With the Perinatal Hope Program specifically, we have worked to educate all of our OB units across the entire AHN system. We’ve done whole-house education so that our employees and staff understand what these women are dealing with and how we can help them.
Like many people in health care, my passion is helping people, including the women we serve in the Perinatal Hope Program. I see these women and babies and I want to do whatever we can to help them. That includes helping other people understand the magnitude of this problem, and that it doesn’t do the mother, baby, or community any good to judge them as if some people are worthy of care and some aren’t. Everyone deserves to get better.

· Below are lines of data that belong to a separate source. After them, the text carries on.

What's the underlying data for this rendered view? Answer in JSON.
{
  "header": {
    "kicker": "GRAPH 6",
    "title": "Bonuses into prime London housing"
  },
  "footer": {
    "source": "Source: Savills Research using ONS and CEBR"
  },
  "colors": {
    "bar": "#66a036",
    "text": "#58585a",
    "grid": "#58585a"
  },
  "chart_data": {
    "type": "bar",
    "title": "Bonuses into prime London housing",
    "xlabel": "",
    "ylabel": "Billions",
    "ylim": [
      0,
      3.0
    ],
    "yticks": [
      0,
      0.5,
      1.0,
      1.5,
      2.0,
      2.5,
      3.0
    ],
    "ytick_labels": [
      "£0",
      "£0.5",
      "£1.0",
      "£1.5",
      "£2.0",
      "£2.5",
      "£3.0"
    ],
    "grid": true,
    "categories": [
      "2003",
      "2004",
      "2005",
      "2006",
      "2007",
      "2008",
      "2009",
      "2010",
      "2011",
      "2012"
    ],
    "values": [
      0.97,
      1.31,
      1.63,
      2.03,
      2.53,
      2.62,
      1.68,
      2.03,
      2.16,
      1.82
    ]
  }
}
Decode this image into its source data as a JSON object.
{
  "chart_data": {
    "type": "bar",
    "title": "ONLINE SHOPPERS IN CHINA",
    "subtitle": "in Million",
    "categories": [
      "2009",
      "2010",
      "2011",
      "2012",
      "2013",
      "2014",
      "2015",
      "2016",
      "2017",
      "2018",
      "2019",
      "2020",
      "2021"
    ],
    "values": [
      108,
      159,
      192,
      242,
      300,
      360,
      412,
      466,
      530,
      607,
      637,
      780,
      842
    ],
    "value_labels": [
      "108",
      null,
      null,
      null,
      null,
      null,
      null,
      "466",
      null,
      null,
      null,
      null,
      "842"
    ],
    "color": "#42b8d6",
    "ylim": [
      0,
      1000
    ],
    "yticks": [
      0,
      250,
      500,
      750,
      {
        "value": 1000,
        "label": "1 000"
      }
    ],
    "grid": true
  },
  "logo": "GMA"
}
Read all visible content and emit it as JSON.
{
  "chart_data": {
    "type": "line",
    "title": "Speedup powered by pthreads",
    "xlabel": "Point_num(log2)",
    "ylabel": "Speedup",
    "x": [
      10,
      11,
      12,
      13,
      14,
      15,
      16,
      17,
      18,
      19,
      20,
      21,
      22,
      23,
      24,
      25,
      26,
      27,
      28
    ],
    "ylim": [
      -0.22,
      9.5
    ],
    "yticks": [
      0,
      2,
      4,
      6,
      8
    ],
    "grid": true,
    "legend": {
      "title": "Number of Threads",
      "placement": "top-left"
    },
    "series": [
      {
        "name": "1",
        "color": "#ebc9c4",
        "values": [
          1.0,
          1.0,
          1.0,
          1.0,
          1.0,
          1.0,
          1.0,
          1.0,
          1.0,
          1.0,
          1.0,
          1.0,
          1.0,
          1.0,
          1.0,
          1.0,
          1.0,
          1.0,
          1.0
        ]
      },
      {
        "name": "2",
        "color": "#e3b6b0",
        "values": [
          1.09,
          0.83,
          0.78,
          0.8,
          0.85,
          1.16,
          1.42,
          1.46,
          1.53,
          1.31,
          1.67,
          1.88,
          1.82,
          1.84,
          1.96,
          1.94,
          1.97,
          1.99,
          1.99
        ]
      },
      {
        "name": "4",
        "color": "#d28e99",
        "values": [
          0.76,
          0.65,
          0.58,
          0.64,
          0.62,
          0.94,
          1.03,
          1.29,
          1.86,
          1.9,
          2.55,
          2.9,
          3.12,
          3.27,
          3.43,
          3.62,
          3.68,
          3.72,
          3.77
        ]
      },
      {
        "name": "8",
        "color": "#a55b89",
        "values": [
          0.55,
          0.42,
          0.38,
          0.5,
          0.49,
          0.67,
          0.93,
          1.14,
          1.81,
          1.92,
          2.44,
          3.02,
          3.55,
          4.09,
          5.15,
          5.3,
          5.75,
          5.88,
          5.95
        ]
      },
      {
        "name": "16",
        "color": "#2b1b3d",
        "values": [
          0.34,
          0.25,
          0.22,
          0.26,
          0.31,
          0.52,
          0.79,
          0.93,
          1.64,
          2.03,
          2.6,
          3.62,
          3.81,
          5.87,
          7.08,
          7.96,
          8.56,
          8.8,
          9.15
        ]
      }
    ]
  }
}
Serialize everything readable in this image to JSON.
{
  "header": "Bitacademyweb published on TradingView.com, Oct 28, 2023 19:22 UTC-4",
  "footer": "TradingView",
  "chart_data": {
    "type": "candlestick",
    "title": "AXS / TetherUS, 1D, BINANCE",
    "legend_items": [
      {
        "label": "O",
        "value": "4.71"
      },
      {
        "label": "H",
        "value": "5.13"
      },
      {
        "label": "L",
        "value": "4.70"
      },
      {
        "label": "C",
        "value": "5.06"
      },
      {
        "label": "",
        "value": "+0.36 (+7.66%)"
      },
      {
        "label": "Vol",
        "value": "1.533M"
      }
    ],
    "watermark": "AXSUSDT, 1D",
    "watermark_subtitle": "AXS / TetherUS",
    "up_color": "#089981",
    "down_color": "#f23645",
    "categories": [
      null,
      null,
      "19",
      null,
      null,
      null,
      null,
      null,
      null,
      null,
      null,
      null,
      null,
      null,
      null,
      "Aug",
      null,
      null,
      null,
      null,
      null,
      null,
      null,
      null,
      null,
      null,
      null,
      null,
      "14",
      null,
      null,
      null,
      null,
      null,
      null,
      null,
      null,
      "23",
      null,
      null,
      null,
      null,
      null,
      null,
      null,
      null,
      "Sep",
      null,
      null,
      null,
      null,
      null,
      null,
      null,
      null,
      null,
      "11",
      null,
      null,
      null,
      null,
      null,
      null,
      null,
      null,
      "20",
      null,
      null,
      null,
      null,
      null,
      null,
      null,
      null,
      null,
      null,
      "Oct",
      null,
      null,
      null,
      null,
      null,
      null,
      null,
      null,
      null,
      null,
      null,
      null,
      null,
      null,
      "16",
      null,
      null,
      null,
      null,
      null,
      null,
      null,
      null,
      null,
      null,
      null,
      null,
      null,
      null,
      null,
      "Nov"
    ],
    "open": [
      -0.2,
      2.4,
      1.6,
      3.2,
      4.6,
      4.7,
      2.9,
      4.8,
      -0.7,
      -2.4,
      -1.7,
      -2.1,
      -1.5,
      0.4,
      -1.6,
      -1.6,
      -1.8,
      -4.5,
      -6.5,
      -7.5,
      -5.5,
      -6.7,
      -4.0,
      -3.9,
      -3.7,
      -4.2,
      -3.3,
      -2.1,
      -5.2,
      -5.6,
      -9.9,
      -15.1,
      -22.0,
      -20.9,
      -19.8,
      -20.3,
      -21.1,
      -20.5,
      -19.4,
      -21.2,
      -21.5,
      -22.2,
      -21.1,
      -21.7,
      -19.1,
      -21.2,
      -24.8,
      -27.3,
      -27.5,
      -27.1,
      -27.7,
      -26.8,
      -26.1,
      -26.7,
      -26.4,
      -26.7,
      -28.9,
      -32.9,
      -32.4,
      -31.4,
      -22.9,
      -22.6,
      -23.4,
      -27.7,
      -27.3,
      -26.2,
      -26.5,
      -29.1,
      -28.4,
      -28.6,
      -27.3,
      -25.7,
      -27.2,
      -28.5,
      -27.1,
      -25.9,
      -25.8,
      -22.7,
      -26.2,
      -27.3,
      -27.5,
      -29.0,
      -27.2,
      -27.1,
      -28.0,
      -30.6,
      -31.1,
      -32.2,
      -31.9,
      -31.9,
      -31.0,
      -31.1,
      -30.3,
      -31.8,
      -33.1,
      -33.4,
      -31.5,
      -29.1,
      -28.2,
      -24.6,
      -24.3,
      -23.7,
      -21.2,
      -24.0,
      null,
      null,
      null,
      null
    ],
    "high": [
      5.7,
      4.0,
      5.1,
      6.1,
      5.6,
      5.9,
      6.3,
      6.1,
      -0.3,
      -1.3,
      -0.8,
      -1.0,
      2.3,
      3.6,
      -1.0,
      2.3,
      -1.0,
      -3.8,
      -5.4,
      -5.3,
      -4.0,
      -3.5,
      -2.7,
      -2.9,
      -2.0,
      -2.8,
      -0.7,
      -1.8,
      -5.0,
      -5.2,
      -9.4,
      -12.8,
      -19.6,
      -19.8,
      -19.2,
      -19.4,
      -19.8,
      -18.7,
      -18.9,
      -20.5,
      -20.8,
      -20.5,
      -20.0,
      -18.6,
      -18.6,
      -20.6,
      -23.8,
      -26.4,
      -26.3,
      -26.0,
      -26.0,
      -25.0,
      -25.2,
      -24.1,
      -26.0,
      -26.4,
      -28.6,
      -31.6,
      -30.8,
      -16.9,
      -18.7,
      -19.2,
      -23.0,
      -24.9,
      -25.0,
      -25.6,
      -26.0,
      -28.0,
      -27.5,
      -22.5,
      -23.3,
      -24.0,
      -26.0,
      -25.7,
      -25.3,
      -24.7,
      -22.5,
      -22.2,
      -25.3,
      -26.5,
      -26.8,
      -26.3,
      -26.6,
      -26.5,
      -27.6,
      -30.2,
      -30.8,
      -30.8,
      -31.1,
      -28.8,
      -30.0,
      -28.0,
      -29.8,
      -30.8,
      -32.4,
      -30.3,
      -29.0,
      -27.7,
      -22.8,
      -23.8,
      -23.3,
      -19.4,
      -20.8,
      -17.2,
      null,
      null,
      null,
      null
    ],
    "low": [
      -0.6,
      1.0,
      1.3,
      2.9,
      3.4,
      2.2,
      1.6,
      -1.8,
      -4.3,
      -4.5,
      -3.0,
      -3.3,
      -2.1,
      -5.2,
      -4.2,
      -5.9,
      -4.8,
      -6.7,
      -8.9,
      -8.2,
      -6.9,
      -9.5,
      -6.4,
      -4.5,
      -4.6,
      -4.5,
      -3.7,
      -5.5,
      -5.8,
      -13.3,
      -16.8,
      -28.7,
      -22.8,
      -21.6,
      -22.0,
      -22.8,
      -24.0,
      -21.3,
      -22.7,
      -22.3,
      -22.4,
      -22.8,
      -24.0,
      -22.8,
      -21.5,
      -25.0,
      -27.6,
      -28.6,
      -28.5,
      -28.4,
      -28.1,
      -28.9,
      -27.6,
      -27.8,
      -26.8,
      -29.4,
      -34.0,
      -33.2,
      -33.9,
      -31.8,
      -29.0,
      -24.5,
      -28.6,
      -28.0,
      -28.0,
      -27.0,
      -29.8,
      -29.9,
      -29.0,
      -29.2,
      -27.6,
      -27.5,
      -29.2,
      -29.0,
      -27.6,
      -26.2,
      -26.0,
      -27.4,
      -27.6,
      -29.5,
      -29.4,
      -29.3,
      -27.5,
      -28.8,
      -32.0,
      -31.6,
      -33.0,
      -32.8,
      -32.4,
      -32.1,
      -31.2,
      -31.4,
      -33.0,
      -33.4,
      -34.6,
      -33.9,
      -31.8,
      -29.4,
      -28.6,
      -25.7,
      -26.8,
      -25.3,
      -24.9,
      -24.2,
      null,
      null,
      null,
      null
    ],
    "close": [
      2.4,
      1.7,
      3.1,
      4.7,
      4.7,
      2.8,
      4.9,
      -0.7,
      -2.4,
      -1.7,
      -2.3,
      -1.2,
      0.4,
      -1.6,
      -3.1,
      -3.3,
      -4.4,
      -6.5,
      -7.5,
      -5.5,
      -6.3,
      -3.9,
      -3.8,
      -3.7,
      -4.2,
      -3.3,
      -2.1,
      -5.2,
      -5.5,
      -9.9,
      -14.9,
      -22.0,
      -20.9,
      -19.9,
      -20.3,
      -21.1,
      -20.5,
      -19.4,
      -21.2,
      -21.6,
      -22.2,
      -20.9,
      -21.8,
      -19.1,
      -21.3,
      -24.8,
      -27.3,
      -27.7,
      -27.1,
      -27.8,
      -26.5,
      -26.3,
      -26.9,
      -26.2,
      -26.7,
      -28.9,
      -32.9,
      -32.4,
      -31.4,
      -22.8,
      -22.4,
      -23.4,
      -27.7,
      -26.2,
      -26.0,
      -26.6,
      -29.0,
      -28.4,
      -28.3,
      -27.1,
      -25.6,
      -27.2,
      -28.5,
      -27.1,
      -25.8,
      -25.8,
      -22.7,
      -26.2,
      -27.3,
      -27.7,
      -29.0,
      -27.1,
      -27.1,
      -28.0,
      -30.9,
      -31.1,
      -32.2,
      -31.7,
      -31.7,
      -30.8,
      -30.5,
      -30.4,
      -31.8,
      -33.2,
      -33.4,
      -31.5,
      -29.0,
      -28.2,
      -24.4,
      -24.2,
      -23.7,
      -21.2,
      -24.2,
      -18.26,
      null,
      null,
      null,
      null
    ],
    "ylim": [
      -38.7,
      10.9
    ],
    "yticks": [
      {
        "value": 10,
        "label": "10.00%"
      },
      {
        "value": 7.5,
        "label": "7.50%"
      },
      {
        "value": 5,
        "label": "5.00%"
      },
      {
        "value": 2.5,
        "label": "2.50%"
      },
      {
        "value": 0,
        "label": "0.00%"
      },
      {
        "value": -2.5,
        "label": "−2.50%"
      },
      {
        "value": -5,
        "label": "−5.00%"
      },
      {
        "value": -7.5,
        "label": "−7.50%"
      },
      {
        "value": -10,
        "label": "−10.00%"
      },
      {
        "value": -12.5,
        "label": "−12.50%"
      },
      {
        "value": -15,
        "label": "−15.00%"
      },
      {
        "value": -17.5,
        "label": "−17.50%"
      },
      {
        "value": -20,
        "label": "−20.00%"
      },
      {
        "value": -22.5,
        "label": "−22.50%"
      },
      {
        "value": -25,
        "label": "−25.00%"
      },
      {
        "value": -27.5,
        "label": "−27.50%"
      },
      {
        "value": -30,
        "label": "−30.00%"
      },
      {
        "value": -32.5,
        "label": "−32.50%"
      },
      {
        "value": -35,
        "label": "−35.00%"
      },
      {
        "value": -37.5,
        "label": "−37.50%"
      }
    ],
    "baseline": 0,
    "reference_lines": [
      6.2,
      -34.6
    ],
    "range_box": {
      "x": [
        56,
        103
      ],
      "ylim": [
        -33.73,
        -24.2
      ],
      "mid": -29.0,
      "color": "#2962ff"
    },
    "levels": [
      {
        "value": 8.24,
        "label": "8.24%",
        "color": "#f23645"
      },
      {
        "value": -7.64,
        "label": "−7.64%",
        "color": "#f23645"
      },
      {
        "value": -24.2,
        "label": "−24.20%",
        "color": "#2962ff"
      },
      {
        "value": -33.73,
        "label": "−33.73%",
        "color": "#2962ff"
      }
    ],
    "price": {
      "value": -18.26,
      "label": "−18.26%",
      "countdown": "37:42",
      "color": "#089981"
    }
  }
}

The Perinatal Hope “graduate” on our steering committee will tell you that one of the biggest fears for a pregnant woman with a substance use disorder is that if she admits to a problem, her child will be taken away or she’ll be treated as less than a person. She said our program made her feel welcome and important, and helped her see that her substance use disorder did not define who she is, but how she worked through it did.
The experience she had wasn’t just about the program itself, it was about the caring attitude of the people in the program. AHN encourages that kind of caring, and the Perinatal Hope Program is a great example of what can be accomplished when an organization really supports its people in acting on their motivation to help others.